Direct doctoral students of ocean college publish research results in IEEE Internet of things Journal
The Key Laboratory of Zhejiang ocean observation imaging experimental area of Ocean University has made important progress in the research of AUV assisted energy efficiency optimization algorithm for underwater acoustic sensor network Network , with Zhuo Xiaoxiao, a direct doctoral student of ocean college in 2017, as the first author, recently published online in IEEE Internet of things Journal (if: 9.936).
The Internet of underwater things (IOUT) is defined as the interconnection network of underwater agents, which is regarded as one of the most important technologies in the intelligent ocean. Compared with electromagnetic wave and light wave, underwater acoustic wave has smaller attenuation and longer propagation distance, which is considered as the most suitable medium for underwater reliable long-distance communication. Therefore, underwater acoustic sensor networks (UWSN) has become an indispensable part of IOUT, and plays an important role in marine environmental monitoring, marine science, marine resources development, equipment control and navigation, and military. In these applications, a large number of sensor nodes equipped with underwater acoustic communicators are intensively deployed to collect data and send it to the receiving nodes (such as buoys) connected to the land data center. However, in the current stage of the development of underwater acoustic communication machine, to establish such a UWSN with large-scale communication, long-term monitoring and high data traffic load demand is limited by the communication distance and energy consumption of underwater acoustic communication machine. Therefore, how to design an effective mechanism to collect and transmit data is an urgent task.
With the development of autonomous underwater vehicles (AUV), data collection assisted by underwater mobile nodes is an effective method. Because AUV embeds the functions of data collection, storage and computing services, they can play the role of organizing and managing the network and sharing the burden of computing. In UWSN, AUV will travel around to visit fixed sensor nodes and collect data from them, which helps to save the transmission energy of sensor nodes due to the short transmission distance. However, due to the slow speed of AUV, this solution also introduces long collection latency and low throughput. Therefore, in AUV assisted UWSN, the main problem is to trade-off between energy consumption and network throughput. In order to deal with these challenges, we should not only plan the path of AUV to reduce its cruise time, but also carefully establish the network model to optimize the network performance.

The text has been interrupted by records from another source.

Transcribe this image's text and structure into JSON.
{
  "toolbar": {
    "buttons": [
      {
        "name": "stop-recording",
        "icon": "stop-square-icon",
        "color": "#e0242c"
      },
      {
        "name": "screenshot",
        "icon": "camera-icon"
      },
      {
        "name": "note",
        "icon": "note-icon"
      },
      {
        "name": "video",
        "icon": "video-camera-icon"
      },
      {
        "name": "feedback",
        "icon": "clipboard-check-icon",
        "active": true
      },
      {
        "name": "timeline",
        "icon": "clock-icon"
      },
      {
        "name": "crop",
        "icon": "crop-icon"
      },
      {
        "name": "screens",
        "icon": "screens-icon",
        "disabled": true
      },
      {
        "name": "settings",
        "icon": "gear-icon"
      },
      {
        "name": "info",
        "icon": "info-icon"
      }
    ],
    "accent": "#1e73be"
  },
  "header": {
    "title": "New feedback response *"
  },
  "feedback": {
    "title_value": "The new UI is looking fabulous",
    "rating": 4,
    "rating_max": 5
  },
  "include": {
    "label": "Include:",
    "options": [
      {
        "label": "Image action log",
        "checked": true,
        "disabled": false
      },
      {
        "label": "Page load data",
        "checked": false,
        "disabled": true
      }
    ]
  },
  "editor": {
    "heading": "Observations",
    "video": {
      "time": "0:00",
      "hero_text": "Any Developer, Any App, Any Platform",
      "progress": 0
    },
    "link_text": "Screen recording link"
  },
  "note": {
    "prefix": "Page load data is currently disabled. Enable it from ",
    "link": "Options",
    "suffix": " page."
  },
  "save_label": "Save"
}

This paper proposes an AUV assisted energy efficiency optimization algorithm for underwater acoustic sensor networks. The network energy consumption and throughput utility factors are defined as the optimization objectives. According to the energy consumption model and communication constraints of nodes, the constraint conditions are established, the clustering network topology is established, the underwater acoustic communication media access control protocol is designed, and the path of mobile nodes is planned. The simulation results show that the algorithm has good performance in throughput, delay and energy consumption. Furthermore, in order to solve the problem of excessive computational complexity, another heuristic algorithm is used to make a trade-off, which can reduce the complexity and obtain approximate performance results.

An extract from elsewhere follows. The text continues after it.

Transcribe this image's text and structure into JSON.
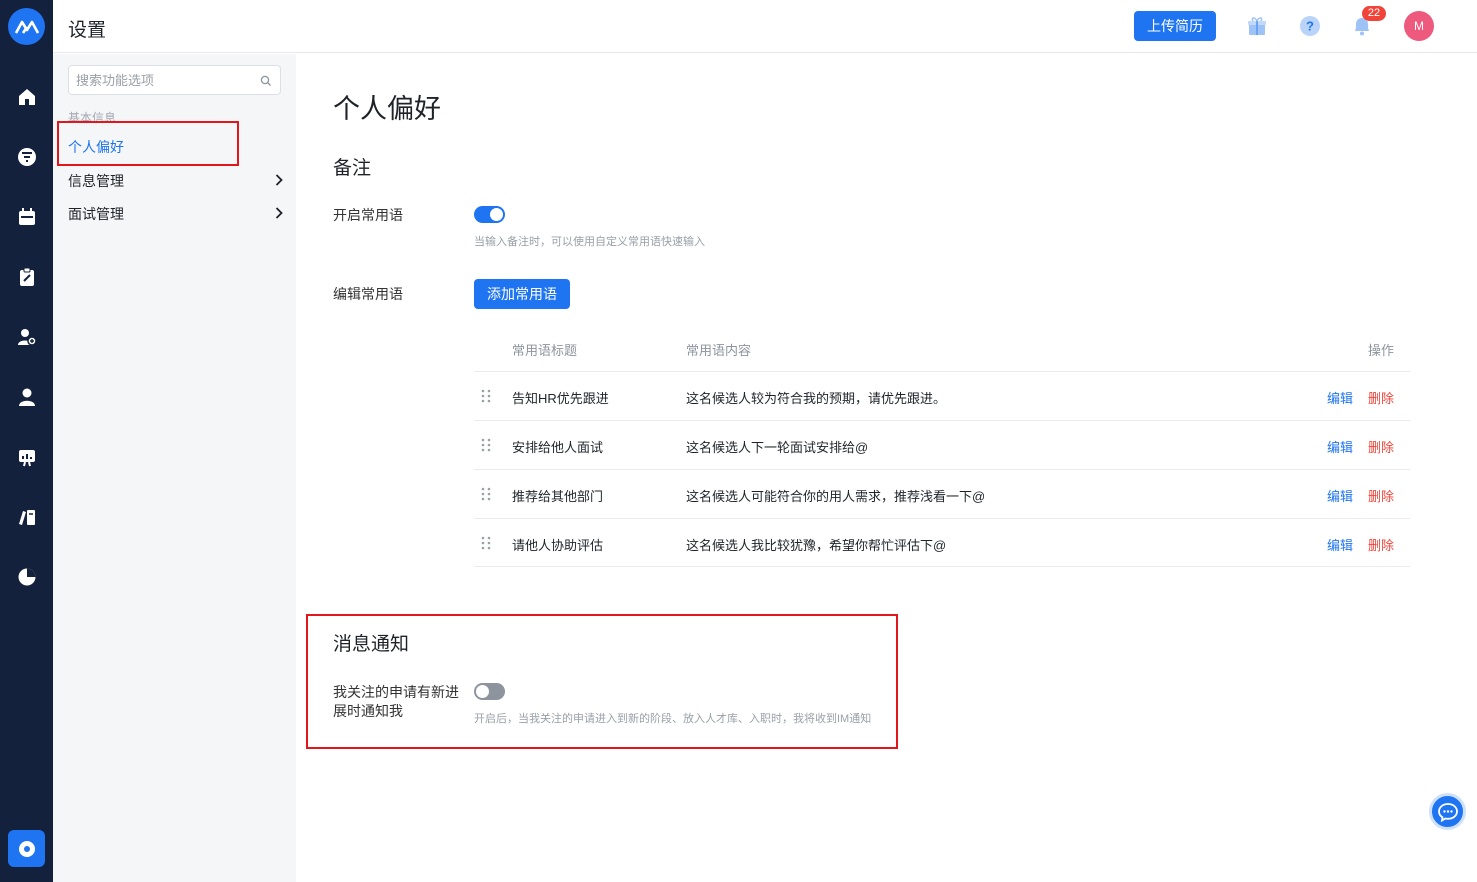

The research was carried out under the guidance of Professor Qu Fengzhong, School of Oceanography, Zhejiang University, and also under the guidance and support of Associate Professor Wei Yan, School of Oceanography, Zhejiang University, Professor Yu guanding, School of information and electronics, Zhejiang University, and associate researcher sun Rui, Nanjing University of Aeronautics and Astronautics; the research was supported by the outstanding youth science foundation of National Natural Science Foundation of China and Zhejiang Provincial Natural Science Foundation of China It is supported by the key projects of the integration of industrialization and industrialization foundation of China, the National Natural Science Foundation of China, and the cooperation projects between Zhoushan and Zhejiang University.